Beta-adrenoceptor agonists block corticosteroid inhibition in eosinophils [In Process Citation]
CP Nielson and NE Hadjokas
Immunopharmacology Research, Veterans Affairs Medical Center, Boise, Idaho 83702, USA. cnielson@micron.net
Although beta-adrenoceptor agonists are primary agents in therapy of
asthma, epidemiological studies have suggested that frequent or prolonged
used of these drugs could be associated with exacerbation of disease.
Mechanisms of any adverse effects remain unclear although in vitro studies
have suggested that beta-adrenoceptor agonists can block glucocorticoid
actions. Because asthma is an inflammatory disease characterized by
eosinophil infiltration of the airways, actions of beta-agonists and
corticosteroids that alter eosinophil survival and mediator generation may
be of importance. Eosinophil generation of superoxide anion, a potent
mediator that can damage respiratory epithelium, was markedly increased
after 2-24 h of in vitro beta- adrenoceptor agonist exposure. These
proinflammatory effects are in contrast to inhibition of superoxide
generation, which is observed with acute beta-agonist exposure.
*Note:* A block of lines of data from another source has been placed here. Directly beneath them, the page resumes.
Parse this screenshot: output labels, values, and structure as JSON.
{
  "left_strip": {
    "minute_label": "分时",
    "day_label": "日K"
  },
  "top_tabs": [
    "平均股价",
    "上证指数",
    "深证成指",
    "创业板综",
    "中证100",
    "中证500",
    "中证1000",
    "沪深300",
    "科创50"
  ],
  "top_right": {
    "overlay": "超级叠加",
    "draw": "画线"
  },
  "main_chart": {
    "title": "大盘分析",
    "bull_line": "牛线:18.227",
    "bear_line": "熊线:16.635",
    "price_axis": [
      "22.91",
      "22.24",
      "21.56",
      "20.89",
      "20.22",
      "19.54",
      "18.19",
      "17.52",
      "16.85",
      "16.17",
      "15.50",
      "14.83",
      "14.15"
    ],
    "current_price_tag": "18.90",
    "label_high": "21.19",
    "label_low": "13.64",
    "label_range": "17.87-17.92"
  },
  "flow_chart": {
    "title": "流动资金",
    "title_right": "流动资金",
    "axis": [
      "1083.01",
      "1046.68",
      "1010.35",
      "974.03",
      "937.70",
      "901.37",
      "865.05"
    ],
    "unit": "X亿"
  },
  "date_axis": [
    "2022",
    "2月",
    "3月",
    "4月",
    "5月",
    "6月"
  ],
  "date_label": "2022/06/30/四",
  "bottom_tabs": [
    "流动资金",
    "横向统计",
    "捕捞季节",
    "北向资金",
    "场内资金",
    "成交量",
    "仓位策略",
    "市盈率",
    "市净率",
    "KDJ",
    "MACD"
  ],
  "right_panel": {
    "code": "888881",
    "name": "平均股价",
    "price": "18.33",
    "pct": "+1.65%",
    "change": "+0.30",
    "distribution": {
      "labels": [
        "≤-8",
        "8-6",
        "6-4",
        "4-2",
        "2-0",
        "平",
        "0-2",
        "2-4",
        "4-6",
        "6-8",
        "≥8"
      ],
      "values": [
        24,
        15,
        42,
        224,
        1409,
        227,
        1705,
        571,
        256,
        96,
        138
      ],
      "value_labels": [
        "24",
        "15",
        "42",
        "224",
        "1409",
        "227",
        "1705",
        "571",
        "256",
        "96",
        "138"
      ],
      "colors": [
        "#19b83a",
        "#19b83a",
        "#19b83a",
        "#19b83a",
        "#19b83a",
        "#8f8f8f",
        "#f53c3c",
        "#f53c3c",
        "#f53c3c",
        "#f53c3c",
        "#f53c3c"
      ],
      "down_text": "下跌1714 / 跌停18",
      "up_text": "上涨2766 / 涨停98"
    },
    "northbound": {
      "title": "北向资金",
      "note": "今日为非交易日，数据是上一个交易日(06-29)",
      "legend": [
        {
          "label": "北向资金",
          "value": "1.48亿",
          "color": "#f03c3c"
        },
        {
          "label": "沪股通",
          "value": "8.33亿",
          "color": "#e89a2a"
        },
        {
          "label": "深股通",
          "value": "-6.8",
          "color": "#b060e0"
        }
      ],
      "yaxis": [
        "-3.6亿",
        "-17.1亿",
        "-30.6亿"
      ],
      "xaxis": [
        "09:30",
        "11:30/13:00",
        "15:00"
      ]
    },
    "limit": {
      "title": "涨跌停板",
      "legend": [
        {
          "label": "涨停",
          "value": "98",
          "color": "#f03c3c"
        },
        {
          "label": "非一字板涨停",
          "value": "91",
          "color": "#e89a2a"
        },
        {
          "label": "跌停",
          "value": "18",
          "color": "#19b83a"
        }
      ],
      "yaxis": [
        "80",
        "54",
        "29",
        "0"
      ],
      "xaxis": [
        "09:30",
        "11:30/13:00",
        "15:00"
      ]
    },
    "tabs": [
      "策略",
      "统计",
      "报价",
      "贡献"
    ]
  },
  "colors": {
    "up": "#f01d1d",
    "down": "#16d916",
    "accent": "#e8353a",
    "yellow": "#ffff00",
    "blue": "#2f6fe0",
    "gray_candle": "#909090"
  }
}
Corticosteroid treatment to reduce inflammation is combined with
beta-agonist therapy in current asthma guidelines. Although dexamethasone
independently decreased eosinophil superoxide anion generation, in the
presence of beta-adrenoceptor agonist dexamethasone inhibition was minimal
and not statistically significant. Eosinophil survival is a relevant factor
to pulmonary inflammation. Although beta-adrenoceptor agonists did not
independently increase eosinophil survival, glucocorticoid actions that
increase apoptosis were blocked. Thus, in vitro beta-agonists can
independently increase inflammatory mediator generation and block
anti-inflammatory actions of corticosteroid.